E-cigarettes are mentioned in the guidelines as “consumer products”, but they are not included in the recommendations. Speaking to the Medical Independent (MI) last month, Dr Kavanagh said that in other jurisdictions, such as the UK, medicines regulators were “increasingly interested” in taking on a role in regulation of e-cigarettes. He said if the HPRA was to regulate e-cigarettes in the future, the considerations of the guideline development group may be different.
A HPRA spokesperson told MI there had been no authorisations of e-cigarettes as medicinal products in Ireland and no applications had been received to date.

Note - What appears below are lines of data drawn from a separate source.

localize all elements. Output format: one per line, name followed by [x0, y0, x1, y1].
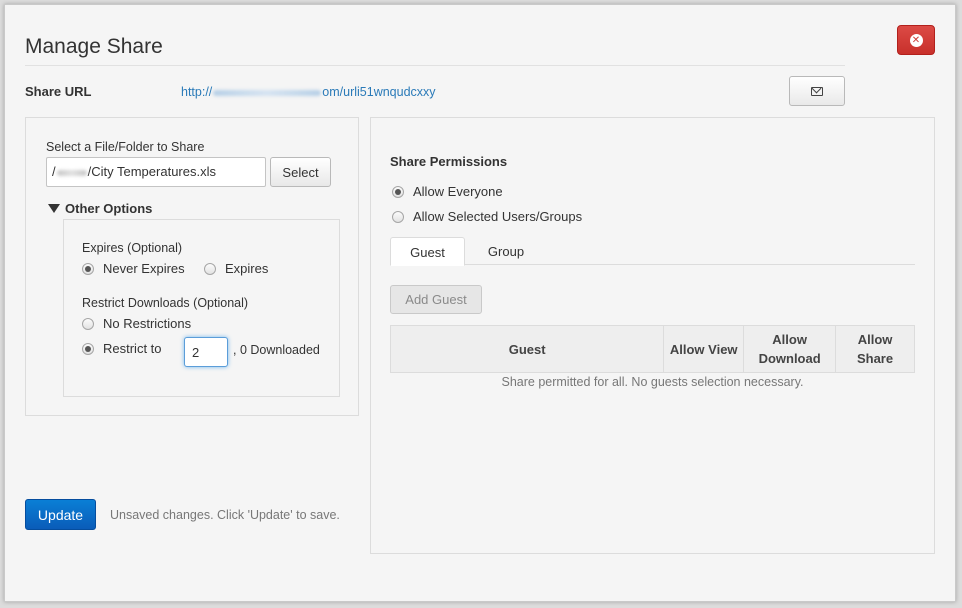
caret-down-icon [48, 204, 60, 213]
file-select-label: Select a File/Folder to Share [46, 140, 205, 154]
no-restrictions-label: No Restrictions [103, 316, 192, 331]
update-button[interactable]: Update [25, 499, 96, 530]
other-options-label: Other Options [65, 201, 153, 216]
radio-unchecked-icon [82, 317, 94, 330]
add-guest-button[interactable]: Add Guest [390, 285, 482, 314]
radio-unchecked-icon [204, 262, 216, 275]
restrict-to-radio[interactable]: Restrict to [82, 341, 162, 356]
share-url-suffix: om/urli51wnqudcxxy [322, 85, 436, 99]
manage-share-dialog: Manage Share ✕ Share URL http:// om/urli5… [4, 4, 956, 602]
allow-selected-radio[interactable]: Allow Selected Users/Groups [392, 209, 582, 224]
empty-guests-message: Share permitted for all. No guests selec… [501, 375, 804, 389]
other-options-toggle[interactable]: Other Options [48, 201, 152, 216]
no-restrictions-radio[interactable]: No Restrictions [82, 316, 191, 331]
unsaved-changes-text: Unsaved changes. Click 'Update' to save. [110, 508, 340, 522]
select-file-button[interactable]: Select [270, 157, 331, 187]
radio-checked-icon [82, 262, 94, 275]
email-share-button[interactable] [789, 76, 845, 106]
allow-everyone-radio[interactable]: Allow Everyone [392, 184, 503, 199]
dialog-title: Manage Share [25, 35, 163, 58]
envelope-icon [811, 86, 823, 96]
share-url-link[interactable]: http:// om/urli51wnqudcxxy [181, 85, 436, 99]
other-options-box: Expires (Optional) Never Expires Expires… [63, 219, 340, 397]
path-prefix: / [52, 164, 56, 179]
allow-selected-label: Allow Selected Users/Groups [413, 209, 583, 224]
share-permissions-title: Share Permissions [390, 154, 508, 169]
restrict-downloads-label: Restrict Downloads (Optional) [82, 296, 249, 310]
allow-everyone-label: Allow Everyone [413, 184, 503, 199]
tab-guest[interactable]: Guest [390, 237, 465, 266]
redacted-domain [213, 89, 322, 96]
file-path-input[interactable]: / /City Temperatures.xls [46, 157, 266, 187]
restrict-to-label: Restrict to [103, 341, 162, 356]
expires-radio[interactable]: Expires [204, 261, 268, 276]
share-url-prefix: http:// [181, 85, 213, 99]
share-permissions-panel: Share Permissions Allow Everyone Allow S… [370, 117, 935, 554]
radio-unchecked-icon [392, 210, 404, 223]
downloaded-count: , 0 Downloaded [233, 343, 320, 357]
permission-tabs: Guest Group [390, 237, 915, 266]
never-expires-label: Never Expires [103, 261, 185, 276]
download-limit-input[interactable] [184, 337, 228, 367]
radio-checked-icon [392, 185, 404, 198]
radio-checked-icon [82, 342, 94, 355]
column-header-allow-download[interactable]: Allow Download [743, 325, 837, 373]
close-icon: ✕ [909, 33, 923, 47]
guest-table: Guest Allow View Allow Download Allow Sh… [389, 325, 915, 373]
never-expires-radio[interactable]: Never Expires [82, 261, 185, 276]
column-header-allow-view[interactable]: Allow View [663, 325, 745, 373]
column-header-guest[interactable]: Guest [389, 325, 665, 373]
file-options-panel: Select a File/Folder to Share / /City Tem… [25, 117, 359, 416]
expires-option-label: Expires [225, 261, 269, 276]
path-suffix: /City Temperatures.xls [87, 164, 216, 179]
tab-group[interactable]: Group [471, 237, 541, 265]
table-header-row: Guest Allow View Allow Download Allow Sh… [389, 325, 915, 373]
close-button[interactable]: ✕ [897, 25, 935, 55]
title-divider [25, 65, 845, 66]
column-header-allow-share[interactable]: Allow Share [835, 325, 915, 373]
share-url-label: Share URL [25, 84, 92, 99]
expires-label: Expires (Optional) [82, 241, 183, 255]
redacted-path [56, 169, 87, 176]
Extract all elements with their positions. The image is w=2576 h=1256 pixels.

Separately, last month the HSE highlighted that 1,300 referrals had been made to a programme supporting pregnant women in the south-east to quit smoking since it launched in January 2020.
The programme takes referrals of pregnant women (in addition to partners and family members) from the four maternity departments of acute hospitals in the south-east and from primary care and community services in counties Carlow, Kilkenny, South Tipperary, Waterford, and Wexford.
“Nearly half of pregnant women who set a quit date with their stop smoking service go on to quit successfully,” said Ms Kate Cassidy, Health and Wellbeing Officer in the HSE south-east community healthcare services. “No matter what stage you or your partner are at in your pregnancy, it is never too late to stop smoking.”